The timing of writes seems to coincide with the 5 second commit
period, which is expected if the amount of data written in 5 seconds
fits in the cache. Reads seem to stop slightly after that; which would
be consistent with a decision to not push more data onto the cache,
instead waiting on the commit to finish.

Based on the above observations, my guess is that (1) all dirty data
that is in the cache at the start of the checkpoint process is written
out in a single trnsaction group, and (2) data in the cache is never
evicted until the entire transaction group is fully committed to
disk. This would explain the bahavior, since it would exactly have the
effect that writes start to block once there is no more room for
cached data - and the room becomes available in a burst at commit
time, rather than incrementally as data is written out.

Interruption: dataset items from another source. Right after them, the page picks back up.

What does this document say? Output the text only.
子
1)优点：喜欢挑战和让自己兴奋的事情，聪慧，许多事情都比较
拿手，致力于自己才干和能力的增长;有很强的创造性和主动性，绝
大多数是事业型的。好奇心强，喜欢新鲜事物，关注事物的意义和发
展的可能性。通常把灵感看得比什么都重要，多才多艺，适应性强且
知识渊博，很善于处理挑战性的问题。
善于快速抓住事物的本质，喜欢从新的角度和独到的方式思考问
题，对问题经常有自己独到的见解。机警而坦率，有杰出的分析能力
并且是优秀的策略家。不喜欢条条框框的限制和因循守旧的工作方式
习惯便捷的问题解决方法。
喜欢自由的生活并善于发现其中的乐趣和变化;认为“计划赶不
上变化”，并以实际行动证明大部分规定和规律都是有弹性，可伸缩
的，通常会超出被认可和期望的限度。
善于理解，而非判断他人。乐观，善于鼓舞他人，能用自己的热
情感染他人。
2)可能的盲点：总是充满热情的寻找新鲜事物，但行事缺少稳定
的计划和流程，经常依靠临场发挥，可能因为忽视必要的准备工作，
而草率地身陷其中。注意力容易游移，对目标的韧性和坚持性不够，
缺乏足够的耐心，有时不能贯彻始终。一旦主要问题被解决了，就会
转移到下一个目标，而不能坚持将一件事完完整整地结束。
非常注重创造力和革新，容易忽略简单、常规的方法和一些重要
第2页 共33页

Is the above an accurate description of what is going on?

If so, I wonder if there is a way to force ZFS to pre-emptively start
flushing dirty data out onto disk earlier, presumably when the
percentage usage of the cache (relative to the amount allowed to be
used for writes) is <= 50%. If I had to guess that percentage is more
like 80-90% right now. Of course, perhaps the cache does not even work
remotely like this, but the behavior seems consistent with what you
would get if this were the case.

Alternatively can one get ZFS to commit smaller transaction groups,
thus allowing data to be evicted more quickly, rather than commit
*everything* as a single transaction? Though this would go against the
point of minimizing the number of commits.

[1] No concurrent I/O; just a plain rsync -avWP on an otherwise idle
    system.
[2] I have observed this overall, not just in this case.